Et je ne pouvais plus gérer ça.
Je n'avais plus envie.
J'ai lutté contre l'infinie culpabilité de quitter l'homme le plus gentil que j'avais rencontré dans ma vie, et je me suis sentie comme une grosse merde. Une ignoble et grosse merde.
Mais je ne pouvais plus.
J'ai quitté Schrödinger.
Je pensais tirer un trait définitif sur toute forme de relations.
Deux semaines plus tard, Peter déboulait dans ma vie.
Peter se bat chaque jour pour l'identité qu'il s'est choisi. Il prend un traitement, subit des injections. Il s'est fait retirer les seins - par un chirurgien qui avait sûrement plutôt une vocation de boucher, si j'en crois les cicatrices qu'il a laissé. Il a conservé son vagin.
Son corps meurtri raconte toute son histoire - et il est magnifique.
Je découvre la douceur de l'amour masculin-féminin. Son absence de pénis est la chose la plus rassurante du monde pour moi. J'ai tout à apprendre - et en même temps, tout est si naturel.
Un amour fou nait entre nous.
Inattendu.
Fulgurant.
...Évident ?
Il m'écrira : "Je ne suis attiré sexuellement que par les hommes depuis que j'en ken. T'es la première qui m'excite comme ça tu me rends ouf".
J'essaie de mesurer l'importance de cette information.
Ca me dépasse complètement.
Mais une chose est sûre : oui, il est fou de moi, de nous. Tout son visage, son regard et son corps le hurle.
J'ai des tas d'émotions différentes qui me traversent.
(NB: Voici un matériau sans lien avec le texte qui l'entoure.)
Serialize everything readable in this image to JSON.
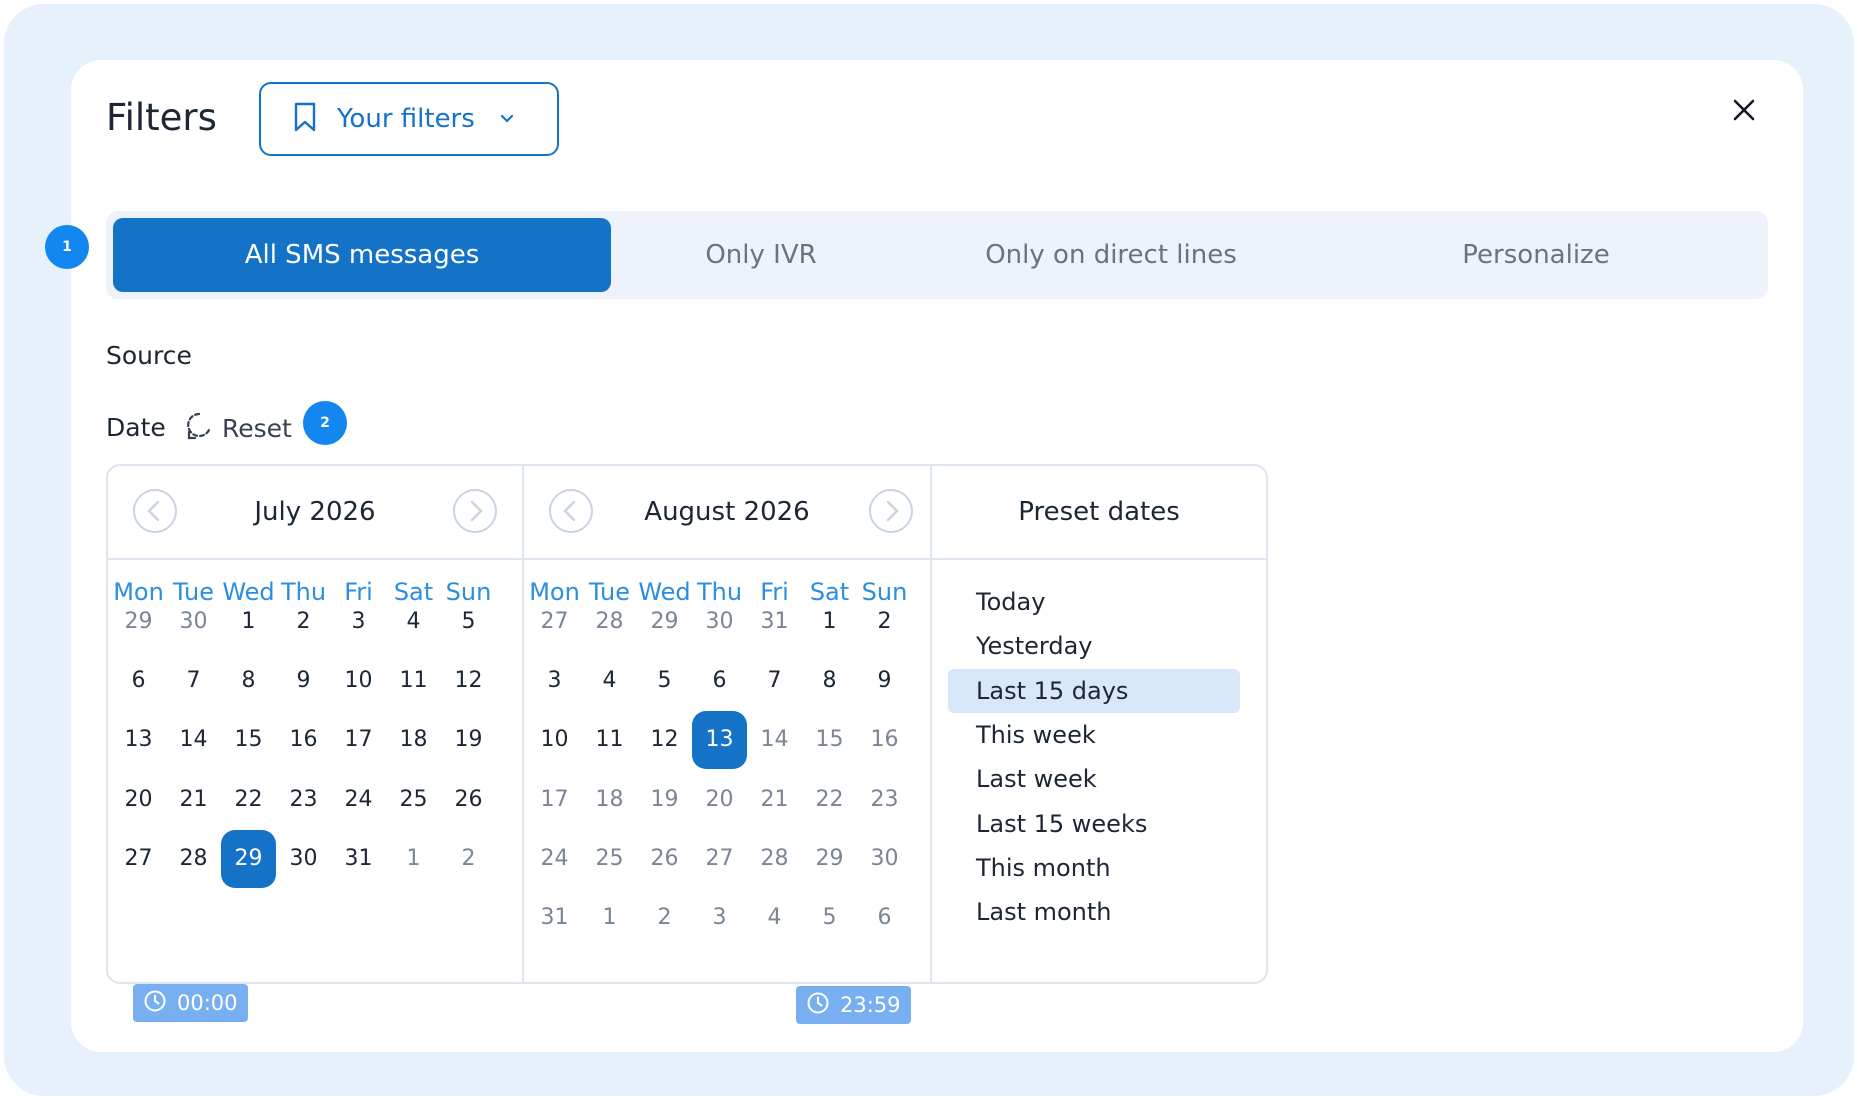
{
  "header": {
    "title": "Filters",
    "filters_button": "Your filters"
  },
  "badges": {
    "tabs": "1",
    "date": "2"
  },
  "tabs": [
    {
      "label": "All SMS messages",
      "active": true
    },
    {
      "label": "Only IVR",
      "active": false
    },
    {
      "label": "Only on direct lines",
      "active": false
    },
    {
      "label": "Personalize",
      "active": false
    }
  ],
  "source_label": "Source",
  "date_label": "Date",
  "reset_label": "Reset",
  "weekdays": [
    "Mon",
    "Tue",
    "Wed",
    "Thu",
    "Fri",
    "Sat",
    "Sun"
  ],
  "calendars": [
    {
      "month": "July 2026",
      "days": [
        [
          "29",
          "30",
          "1",
          "2",
          "3",
          "4",
          "5"
        ],
        [
          "6",
          "7",
          "8",
          "9",
          "10",
          "11",
          "12"
        ],
        [
          "13",
          "14",
          "15",
          "16",
          "17",
          "18",
          "19"
        ],
        [
          "20",
          "21",
          "22",
          "23",
          "24",
          "25",
          "26"
        ],
        [
          "27",
          "28",
          "29",
          "30",
          "31",
          "1",
          "2"
        ]
      ],
      "other_month": [
        [
          0,
          0
        ],
        [
          0,
          1
        ],
        [
          4,
          5
        ],
        [
          4,
          6
        ]
      ],
      "selected": [
        4,
        2
      ]
    },
    {
      "month": "August 2026",
      "days": [
        [
          "27",
          "28",
          "29",
          "30",
          "31",
          "1",
          "2"
        ],
        [
          "3",
          "4",
          "5",
          "6",
          "7",
          "8",
          "9"
        ],
        [
          "10",
          "11",
          "12",
          "13",
          "14",
          "15",
          "16"
        ],
        [
          "17",
          "18",
          "19",
          "20",
          "21",
          "22",
          "23"
        ],
        [
          "24",
          "25",
          "26",
          "27",
          "28",
          "29",
          "30"
        ],
        [
          "31",
          "1",
          "2",
          "3",
          "4",
          "5",
          "6"
        ]
      ],
      "other_month": [
        [
          0,
          0
        ],
        [
          0,
          1
        ],
        [
          0,
          2
        ],
        [
          0,
          3
        ],
        [
          0,
          4
        ],
        [
          2,
          4
        ],
        [
          2,
          5
        ],
        [
          2,
          6
        ],
        [
          3,
          0
        ],
        [
          3,
          1
        ],
        [
          3,
          2
        ],
        [
          3,
          3
        ],
        [
          3,
          4
        ],
        [
          3,
          5
        ],
        [
          3,
          6
        ],
        [
          4,
          0
        ],
        [
          4,
          1
        ],
        [
          4,
          2
        ],
        [
          4,
          3
        ],
        [
          4,
          4
        ],
        [
          4,
          5
        ],
        [
          4,
          6
        ],
        [
          5,
          0
        ],
        [
          5,
          1
        ],
        [
          5,
          2
        ],
        [
          5,
          3
        ],
        [
          5,
          4
        ],
        [
          5,
          5
        ],
        [
          5,
          6
        ]
      ],
      "selected": [
        2,
        3
      ]
    }
  ],
  "presets": {
    "title": "Preset dates",
    "items": [
      "Today",
      "Yesterday",
      "Last 15 days",
      "This week",
      "Last week",
      "Last 15 weeks",
      "This month",
      "Last month"
    ],
    "active_index": 2
  },
  "times": {
    "start": "00:00",
    "end": "23:59"
  },
  "colors": {
    "accent": "#1473c7",
    "weekday": "#2b8ee0",
    "badge": "#1486f0"
  }
}
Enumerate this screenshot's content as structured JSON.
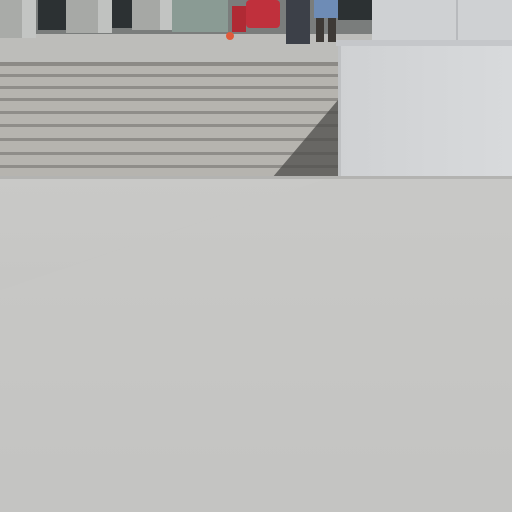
{
  "image": {
    "subject": "photograph",
    "colors": {
      "plaza": "#c6c6c4",
      "plaza_shadow": "#bdbdbb",
      "stairs_light": "#b9b7b2",
      "stairs_dark": "#8f8d89",
      "wall": "#d4d6d8",
      "wall_top": "#c8cacd",
      "building_dark": "#2c3133",
      "column": "#a9aba8",
      "person_red": "#c0303c",
      "person_dark": "#3c4048",
      "person_jeans": "#6e8cb6"
    }
  }
}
Je n'arrive plus à les contenir
Une semaine plus tôt, à la même heure, je racontais à mon frère comment je voulais mourir.
Je voudrais pouvoir serrer Lilith dans mes bras, et écouter ses miaulements rauques qui auraient été très certainement un éclairage inédit sur ma situation.
Je regarde quelques vidéos d'elle - celles que les copines avaient fait, dans une autre vie, quand elles allaient la nourrir.
C'est réellement la semaine de vacances la plus étrange de toute ma vie.
Et rien ne sera plus jamais comme avant.